Le second genre concerne les raisonnements à partir de prototypes. On part alors d’un cas particulier mais central, et qui présente certaines similarités avec d’autres cas présentés. En estimant le degré de similarité dans chacune des dimensions de ressemblance, on peut définir dans quelle mesure un exemplaire se rapproche du prototype sur certaines dimensions ou modes de ressemblance et s’en éloigne sur d’autres : l’établissement d’un gradient permet de passer de ce qui est le plus similaire à ce qui l’est le moins. Un prototype est un exemple concret sur lequel on peut découvrir de nouvelles propriétés ; il n’est pas utilisé dans tous ses aspects concrets, mais relativement à « l’ensemble rayonnant de cas » (p. 236) qu’il rassemble par similarité partielle et non transitive (les cas ne sont pas forcément similaires entre eux). Le fait peut aussi être stylisé, mais on ne peut alors découvrir sur lui de nouvelles propriétés, puisque la stylisation réduit le concret à quelques opérations et paramètres. Alors que le prototype est concret et varie avec le contexte, le fait stylisé évacue le contexte en le réduisant à quelques spécifications. Alors que le prototype n’est pas formalisable, le fait stylisé est un squelette de situation dont les paramètres sont choisis en vue d’une formalisation des opérations typiques censées s’y dérouler.

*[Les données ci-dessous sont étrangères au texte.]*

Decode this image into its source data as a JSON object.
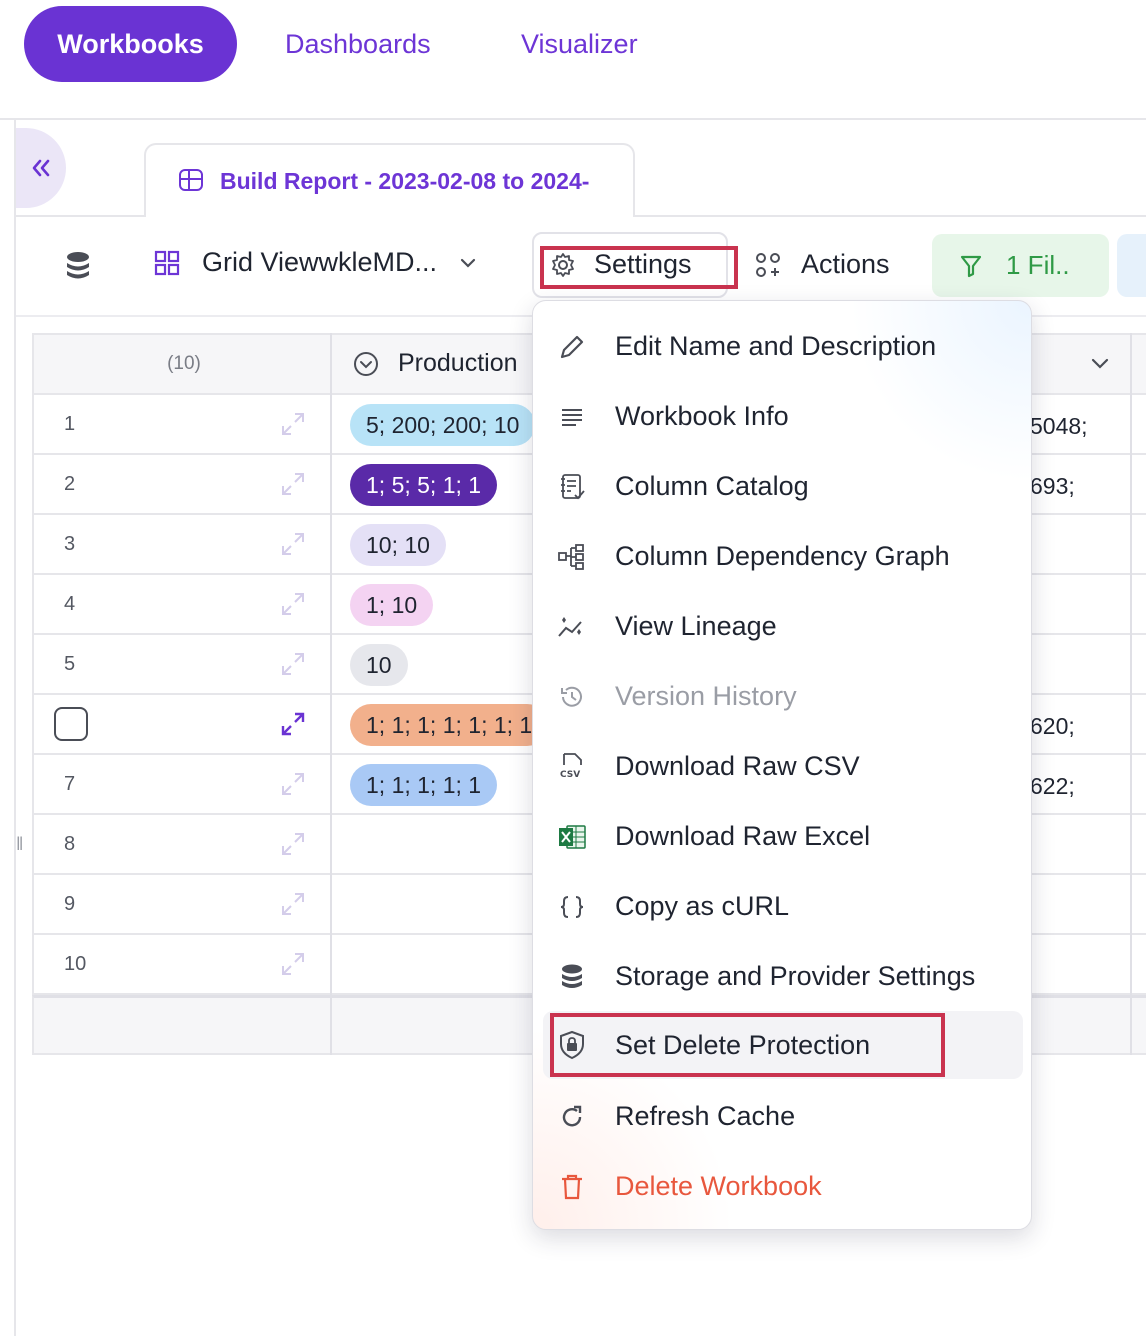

Les raisonnements du troisième type, procédant par révision, normalité et exception, abordent un problème que ne savent pas traiter les deux premiers : certains des traits d’un exemple présenté peuvent entrer en conflit avec des traits prototypiques, au lieu d’en être seulement des degrés affaiblis (un individu qui n’est pas militaire peut être objecteur de conscience). Dans ce cas de figure, si on est parti d’une règle générale, on doit reconnaître qu’elle admet des exceptions, et savoir quand décider qu’il s’agit d’une exception, et quand il faut changer la règle (si les exceptions sont trop nombreuses) ; si on est parti d’un prototype, on doit définir quelles absences de traits, et à quel degré, font basculer du positif au négatif le jugement d’appartenance au domaine de similarité de ce prototype. Dans les deux cas, les logiques non monotones, où l’inférence normale perd son automaticité et reste soumise à condition, peuvent être d’une grande utilité, car elles fournissent des procédés de révision reposant sur des ramifications, et non sur des cases rigides, comme la révision probabiliste. Ce genre de logique présuppose une notion de contexte, départageant les inférences normales et exceptionnelles. Une formalisation devient possible, qui sert de critère de cohérence d’un raisonnement, mais jamais de critère de préférence d’une cohérence à une autre. L’erreur des casuistes est de n’avoir pas reconnu cette limite de la formalisation, et d’avoir voulu construire un système unique de casuistique, en construisant des arbres de sous-règles à partir de règles fondamentales. Mais la morale n’est pas figée, et l’on peut vouloir la modifier, et réviser notre morale présente en se projetant dans une morale future : ce problème est examiné par le dernier type de cas.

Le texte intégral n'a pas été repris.